Sarcoidosis is a granulomatous systemic disease of undetermined etiology. Cutaneous manifestations are present in 25 to 35% of sarcoidosis and it is usually an early manifestation of the disease. On the other hand, nail changes are more uncommon and are often accompanied to systemic involvement. In a study released by Veien and colleagues 1.6% of patients with cutaneous sarcoidosis had a nail dystrophy [1]. Clinically, nail abnormalities may be in the form of nail dystrophy, pachyonychia, onycholysis, longitudinal striae, splinter hemorrhages, subungual hyperkeratosis, onychorrhexis, pterygium or squarely an anonychia [2,3]. In our case, we reported a new clinical appearances of nail sarcoidosis which is the hyperkeratotic verrucous lesions of the nail body and proximal nail fold and longitudinal nail fracture with localized nail plate deformity.
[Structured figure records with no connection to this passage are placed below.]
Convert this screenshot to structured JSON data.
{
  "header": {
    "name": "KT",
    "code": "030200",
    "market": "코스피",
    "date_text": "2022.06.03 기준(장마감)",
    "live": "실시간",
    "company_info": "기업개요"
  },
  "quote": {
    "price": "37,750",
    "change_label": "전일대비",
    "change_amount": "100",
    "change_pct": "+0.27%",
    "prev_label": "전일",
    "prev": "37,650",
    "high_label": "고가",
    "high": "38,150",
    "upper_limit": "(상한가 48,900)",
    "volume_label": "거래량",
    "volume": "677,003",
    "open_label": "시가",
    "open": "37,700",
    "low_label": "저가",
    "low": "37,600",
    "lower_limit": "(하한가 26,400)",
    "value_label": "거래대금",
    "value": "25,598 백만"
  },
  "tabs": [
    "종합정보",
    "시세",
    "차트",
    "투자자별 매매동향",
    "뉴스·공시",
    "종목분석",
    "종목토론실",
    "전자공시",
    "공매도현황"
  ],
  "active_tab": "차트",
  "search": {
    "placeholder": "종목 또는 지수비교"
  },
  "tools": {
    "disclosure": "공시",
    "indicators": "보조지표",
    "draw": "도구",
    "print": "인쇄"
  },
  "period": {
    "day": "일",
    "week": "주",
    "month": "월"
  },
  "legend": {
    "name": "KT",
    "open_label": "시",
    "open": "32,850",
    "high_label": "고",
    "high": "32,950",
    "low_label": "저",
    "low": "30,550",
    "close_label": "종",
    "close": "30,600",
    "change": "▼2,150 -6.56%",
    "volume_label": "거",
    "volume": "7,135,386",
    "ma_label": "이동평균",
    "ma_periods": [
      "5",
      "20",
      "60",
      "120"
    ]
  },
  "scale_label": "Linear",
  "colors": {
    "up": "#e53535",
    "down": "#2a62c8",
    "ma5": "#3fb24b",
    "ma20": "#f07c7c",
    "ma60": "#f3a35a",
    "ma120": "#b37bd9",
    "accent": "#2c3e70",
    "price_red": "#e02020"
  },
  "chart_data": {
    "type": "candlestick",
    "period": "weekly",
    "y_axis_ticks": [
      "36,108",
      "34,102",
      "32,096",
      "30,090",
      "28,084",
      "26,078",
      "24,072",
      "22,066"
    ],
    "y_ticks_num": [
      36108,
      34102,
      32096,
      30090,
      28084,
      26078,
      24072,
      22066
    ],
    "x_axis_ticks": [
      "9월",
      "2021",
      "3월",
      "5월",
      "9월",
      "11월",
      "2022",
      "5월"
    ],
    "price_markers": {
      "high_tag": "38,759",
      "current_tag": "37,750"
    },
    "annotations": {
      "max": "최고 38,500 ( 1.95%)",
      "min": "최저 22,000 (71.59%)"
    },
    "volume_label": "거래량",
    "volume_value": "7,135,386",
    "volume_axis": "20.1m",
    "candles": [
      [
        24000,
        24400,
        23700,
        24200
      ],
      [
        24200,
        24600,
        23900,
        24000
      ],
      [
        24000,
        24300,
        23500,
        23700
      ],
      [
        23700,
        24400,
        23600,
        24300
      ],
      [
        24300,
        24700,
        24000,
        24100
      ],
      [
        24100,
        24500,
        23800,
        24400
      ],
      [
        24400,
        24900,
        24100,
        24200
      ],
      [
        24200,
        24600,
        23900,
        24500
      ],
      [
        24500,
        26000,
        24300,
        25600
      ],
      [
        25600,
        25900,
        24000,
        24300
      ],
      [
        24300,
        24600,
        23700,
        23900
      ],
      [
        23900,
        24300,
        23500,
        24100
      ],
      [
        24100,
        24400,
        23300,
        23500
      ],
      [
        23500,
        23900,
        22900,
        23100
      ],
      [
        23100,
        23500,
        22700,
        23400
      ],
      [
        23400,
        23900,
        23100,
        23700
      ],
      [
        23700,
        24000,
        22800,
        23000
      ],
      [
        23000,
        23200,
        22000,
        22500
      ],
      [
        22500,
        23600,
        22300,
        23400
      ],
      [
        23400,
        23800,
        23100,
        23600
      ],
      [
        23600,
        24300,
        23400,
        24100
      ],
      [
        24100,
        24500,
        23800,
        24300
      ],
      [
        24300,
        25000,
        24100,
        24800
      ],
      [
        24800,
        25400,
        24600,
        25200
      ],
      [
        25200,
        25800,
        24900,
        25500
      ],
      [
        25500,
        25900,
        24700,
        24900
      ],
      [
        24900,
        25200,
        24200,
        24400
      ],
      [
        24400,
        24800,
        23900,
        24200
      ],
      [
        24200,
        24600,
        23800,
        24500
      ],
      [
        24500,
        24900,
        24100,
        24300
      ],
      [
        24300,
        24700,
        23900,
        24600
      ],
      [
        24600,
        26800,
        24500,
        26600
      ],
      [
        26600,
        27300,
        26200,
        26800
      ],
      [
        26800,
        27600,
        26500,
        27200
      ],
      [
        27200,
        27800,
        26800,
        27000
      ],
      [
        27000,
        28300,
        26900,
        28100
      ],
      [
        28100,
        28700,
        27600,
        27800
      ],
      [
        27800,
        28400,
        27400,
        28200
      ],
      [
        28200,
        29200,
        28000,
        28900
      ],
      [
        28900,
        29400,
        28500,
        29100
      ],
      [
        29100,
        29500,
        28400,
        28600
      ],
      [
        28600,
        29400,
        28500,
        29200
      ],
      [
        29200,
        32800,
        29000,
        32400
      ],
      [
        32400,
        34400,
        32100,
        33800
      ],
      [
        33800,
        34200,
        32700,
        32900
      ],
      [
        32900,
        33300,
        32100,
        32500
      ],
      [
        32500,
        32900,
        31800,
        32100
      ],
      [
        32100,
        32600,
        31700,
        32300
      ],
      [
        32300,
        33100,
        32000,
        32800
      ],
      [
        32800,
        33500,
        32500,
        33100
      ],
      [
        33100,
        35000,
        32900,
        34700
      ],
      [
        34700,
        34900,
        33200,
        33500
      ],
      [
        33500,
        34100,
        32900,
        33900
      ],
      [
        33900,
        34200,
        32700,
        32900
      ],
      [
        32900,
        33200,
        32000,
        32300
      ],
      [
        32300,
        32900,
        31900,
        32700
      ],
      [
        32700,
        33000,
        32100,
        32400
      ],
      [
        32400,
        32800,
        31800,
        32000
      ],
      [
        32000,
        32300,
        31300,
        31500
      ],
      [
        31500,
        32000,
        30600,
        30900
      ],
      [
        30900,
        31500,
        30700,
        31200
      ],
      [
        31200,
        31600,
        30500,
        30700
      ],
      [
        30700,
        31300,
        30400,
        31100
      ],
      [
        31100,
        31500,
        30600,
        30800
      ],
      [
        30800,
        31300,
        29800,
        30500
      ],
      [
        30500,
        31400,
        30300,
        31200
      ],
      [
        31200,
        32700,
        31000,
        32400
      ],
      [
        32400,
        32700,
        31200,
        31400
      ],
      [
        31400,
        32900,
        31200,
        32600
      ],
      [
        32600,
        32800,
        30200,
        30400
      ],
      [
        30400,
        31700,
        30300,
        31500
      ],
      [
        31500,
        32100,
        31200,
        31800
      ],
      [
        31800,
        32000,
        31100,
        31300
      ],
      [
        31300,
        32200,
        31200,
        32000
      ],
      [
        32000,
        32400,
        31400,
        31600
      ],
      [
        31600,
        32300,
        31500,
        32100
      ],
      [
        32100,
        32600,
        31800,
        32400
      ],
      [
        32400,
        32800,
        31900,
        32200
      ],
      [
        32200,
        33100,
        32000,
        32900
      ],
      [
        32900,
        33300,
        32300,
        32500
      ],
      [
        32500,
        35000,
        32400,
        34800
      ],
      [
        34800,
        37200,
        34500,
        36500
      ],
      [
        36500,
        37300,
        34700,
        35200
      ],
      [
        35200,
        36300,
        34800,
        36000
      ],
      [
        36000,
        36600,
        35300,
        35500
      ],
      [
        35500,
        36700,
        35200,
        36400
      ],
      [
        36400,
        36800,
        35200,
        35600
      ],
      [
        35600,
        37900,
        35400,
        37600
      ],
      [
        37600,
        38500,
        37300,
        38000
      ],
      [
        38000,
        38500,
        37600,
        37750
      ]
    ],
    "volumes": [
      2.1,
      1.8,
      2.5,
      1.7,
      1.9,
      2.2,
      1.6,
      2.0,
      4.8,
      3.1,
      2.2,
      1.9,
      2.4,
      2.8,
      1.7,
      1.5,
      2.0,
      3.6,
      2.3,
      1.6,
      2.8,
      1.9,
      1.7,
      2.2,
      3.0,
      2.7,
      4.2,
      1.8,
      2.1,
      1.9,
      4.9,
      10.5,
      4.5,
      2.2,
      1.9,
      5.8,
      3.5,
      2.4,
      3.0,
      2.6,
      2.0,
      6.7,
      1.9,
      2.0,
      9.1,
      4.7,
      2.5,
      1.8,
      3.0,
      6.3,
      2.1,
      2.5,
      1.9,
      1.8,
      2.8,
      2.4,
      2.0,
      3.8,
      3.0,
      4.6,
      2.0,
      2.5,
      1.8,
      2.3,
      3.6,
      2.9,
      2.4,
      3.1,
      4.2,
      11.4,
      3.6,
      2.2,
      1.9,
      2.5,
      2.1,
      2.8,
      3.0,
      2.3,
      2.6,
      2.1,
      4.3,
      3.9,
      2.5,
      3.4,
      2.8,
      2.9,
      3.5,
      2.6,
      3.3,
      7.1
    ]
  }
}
Dermoscopic features of nail sarcoidosis had never been described before. In our patient, there were dermoscopic signs in the proximal nail fold (pink coloration of the background, change of the microvascular architecture, linear vessels of different diameter, glomerular and serpiginous vessels, large areas of white scarlike depigmentation, translucent orange globular-like structures and white scale) and the nail plate (nail thickening, subungual hyperkeratosis, Splinter hemorrhages, dark dots, nonparallel lesion edg, Yellow or white nail plate and longitudinal parallel white lines). Ungueale involvement during sarcoidosis is often associated with digital bone cysts, dactylitis and lupus pernio, and in most cases is accompanied by cutaneous or systemic involvement (lymph node, pulmonary, articular or sinus involvement) [4,5]. Nail sarcoidosis treatment is based on oral, topical or intralesional corticosteroid therapy and synthetic antimalarials [6].

Conclusion

Nail involvement in sarcoidosis is unusual and is often associated with systemic involvement such as underlying bone location. the clinical aspects are multiple and can confuse with other nail diseases, hence the interest of the dermoscopy which can guide us in some cases.

References

  1. Veien NK, Stahl D, Brodthagen H (1987) Cutaneous sarcoidosis in Caucasians. J Am Acad Dermatol 16(3): 534-540.
  2. Momen SE, Al-Niaimi F (2013) Sarcoid and the nail: Review of the literature. Clin Exp Dermatol 38(2): 119-124.
  3. Fernandez-Faith E, McDonnell J (2007) Cutaneous sarcoidosis: Differential diagnosis. Clin Dermatol 25(3): 276-287.
  4. Baran R, Dawber RPR (1994) Diseases of the Nails and their Management (2nd edn.) Blackwell Science, London, USA pp. 187-188.
  5. Santoro F, Sloan SB (2009) Nail dystrophy and bony involvement in chronic sarcoidosis. J Am Acad Dermatol 60(6): 1050-1052.